In Italia da moltissimo tempo i canti popolari non esistono piú, e quelli che oggi si chiamano cosí, piú che importanza veramente poetica, hanno importanza per lo studio dei vari dialetti. Alla cima della societá italiana, dall'altra parte, furono per lungo tempo i letterati di Corte e di accademie che compirono la storia della decadenza nazionale. I letterati del Cinquecento servirono nelle Corti, avevano ufficio di piacere a' principi, erano i mantenuti delle Corti e de' principi. Poi vennero gli accademici che scrivevano solo per un piccolo numero di eruditi, come erano i componenti dell'Arcadia, periti in cose greche e romane, che si servivano di una lingua artefatta e di un repertorio convenzionale. - La letteratura non può volgersi né a questi accademici e cortigiani, né agl'infimi strati sociali, deve farsi capire da quelli che hanno coltura, senza niente di artificioso e di convenzionale.

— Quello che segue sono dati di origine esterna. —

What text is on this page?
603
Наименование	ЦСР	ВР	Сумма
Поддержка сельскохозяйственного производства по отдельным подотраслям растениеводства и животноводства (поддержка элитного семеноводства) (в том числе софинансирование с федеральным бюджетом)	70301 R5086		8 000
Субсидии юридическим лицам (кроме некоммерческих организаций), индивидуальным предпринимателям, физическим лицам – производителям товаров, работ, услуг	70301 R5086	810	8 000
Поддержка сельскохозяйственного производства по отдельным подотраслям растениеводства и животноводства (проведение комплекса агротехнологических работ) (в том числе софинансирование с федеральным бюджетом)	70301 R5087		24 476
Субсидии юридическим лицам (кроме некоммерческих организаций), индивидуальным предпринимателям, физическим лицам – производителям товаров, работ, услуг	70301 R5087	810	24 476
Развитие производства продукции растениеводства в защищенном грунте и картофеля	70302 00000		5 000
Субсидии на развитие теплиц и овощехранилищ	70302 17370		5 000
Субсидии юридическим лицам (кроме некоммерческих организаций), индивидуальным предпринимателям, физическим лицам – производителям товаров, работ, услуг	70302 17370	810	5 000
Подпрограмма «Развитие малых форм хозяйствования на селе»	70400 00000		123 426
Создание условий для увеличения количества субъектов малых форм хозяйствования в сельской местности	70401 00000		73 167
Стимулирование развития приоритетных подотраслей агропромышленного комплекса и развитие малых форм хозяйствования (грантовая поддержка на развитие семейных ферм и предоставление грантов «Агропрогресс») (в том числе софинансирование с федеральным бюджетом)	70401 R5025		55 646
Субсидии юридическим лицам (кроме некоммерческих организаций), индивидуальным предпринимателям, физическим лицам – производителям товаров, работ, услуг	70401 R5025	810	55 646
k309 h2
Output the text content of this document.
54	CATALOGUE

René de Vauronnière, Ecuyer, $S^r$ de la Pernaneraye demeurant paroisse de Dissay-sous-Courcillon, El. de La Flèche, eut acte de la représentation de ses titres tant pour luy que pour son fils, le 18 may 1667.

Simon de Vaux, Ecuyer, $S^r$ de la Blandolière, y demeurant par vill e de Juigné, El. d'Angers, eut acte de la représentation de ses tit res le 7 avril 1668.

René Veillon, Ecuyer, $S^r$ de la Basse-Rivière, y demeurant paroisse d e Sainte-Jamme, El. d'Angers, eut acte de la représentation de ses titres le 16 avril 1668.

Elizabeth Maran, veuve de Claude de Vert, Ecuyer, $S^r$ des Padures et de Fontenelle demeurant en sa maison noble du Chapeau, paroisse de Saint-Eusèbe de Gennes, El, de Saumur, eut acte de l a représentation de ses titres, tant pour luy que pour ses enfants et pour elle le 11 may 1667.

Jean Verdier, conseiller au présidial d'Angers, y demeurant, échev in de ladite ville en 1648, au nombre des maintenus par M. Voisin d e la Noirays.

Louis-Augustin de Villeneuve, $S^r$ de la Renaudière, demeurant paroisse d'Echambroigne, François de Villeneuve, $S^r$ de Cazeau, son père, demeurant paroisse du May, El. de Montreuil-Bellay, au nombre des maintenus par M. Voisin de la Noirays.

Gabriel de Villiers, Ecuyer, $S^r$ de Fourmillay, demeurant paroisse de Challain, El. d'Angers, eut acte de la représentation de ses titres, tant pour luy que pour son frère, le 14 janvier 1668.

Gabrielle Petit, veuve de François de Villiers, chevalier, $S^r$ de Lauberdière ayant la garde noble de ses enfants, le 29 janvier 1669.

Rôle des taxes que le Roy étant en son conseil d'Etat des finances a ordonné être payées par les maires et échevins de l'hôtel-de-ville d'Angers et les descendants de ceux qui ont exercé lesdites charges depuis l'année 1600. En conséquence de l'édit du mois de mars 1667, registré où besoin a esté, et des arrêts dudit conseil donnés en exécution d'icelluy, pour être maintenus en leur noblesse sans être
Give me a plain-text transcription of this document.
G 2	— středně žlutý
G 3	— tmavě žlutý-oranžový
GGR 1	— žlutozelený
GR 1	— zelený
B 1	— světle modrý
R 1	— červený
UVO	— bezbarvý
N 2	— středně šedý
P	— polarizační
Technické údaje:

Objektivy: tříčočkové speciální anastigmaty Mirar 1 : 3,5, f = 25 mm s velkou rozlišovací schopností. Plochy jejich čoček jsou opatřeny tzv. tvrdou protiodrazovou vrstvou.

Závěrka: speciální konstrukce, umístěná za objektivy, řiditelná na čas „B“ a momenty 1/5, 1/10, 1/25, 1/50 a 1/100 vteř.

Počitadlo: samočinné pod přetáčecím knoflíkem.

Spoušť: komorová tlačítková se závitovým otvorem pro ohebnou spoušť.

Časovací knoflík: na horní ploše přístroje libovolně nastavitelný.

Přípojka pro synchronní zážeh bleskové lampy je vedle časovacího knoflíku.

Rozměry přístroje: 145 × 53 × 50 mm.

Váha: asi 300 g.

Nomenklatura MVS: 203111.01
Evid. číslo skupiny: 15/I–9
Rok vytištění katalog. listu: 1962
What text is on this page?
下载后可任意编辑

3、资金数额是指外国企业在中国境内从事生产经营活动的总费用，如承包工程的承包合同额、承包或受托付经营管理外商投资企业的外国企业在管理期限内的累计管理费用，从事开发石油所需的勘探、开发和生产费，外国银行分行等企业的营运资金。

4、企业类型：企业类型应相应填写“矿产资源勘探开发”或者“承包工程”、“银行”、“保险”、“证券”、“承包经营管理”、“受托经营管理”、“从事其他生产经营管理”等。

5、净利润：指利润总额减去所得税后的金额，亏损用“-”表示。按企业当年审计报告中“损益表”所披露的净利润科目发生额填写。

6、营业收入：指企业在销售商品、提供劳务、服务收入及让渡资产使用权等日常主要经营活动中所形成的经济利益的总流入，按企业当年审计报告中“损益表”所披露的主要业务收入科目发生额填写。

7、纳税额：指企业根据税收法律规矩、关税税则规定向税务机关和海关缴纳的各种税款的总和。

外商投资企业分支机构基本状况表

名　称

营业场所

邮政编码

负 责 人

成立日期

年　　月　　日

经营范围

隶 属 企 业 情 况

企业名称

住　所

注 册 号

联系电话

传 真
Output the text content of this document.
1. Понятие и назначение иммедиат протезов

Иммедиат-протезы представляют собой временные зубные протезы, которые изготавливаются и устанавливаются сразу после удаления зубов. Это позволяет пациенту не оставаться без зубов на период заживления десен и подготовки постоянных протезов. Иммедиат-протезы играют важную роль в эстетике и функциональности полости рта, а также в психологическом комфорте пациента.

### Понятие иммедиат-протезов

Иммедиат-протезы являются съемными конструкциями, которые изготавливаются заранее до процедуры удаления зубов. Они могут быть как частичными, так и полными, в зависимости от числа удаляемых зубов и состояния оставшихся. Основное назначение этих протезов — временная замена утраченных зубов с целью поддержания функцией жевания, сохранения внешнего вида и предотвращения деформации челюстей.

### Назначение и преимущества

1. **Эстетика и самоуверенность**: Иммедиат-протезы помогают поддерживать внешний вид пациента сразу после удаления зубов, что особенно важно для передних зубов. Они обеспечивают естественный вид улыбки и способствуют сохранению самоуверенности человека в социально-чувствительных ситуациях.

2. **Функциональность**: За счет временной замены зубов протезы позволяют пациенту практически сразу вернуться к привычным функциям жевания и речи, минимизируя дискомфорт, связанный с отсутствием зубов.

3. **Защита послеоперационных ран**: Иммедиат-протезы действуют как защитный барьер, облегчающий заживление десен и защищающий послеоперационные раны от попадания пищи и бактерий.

Da questo concetto nuovo della letteratura deriva innanzi a tutto un contenuto popolare e poi una forma popolare. Prima, qual era il contenuto letterario in Italia? Ritrarre le tradizioni, la religione, la mitologia, i costumi, le opinioni de' greci e de' romani. Evidentemente tutto ciò può interessare archeologi ed eruditi, ma che interesse può destare nella grande massa della nazione?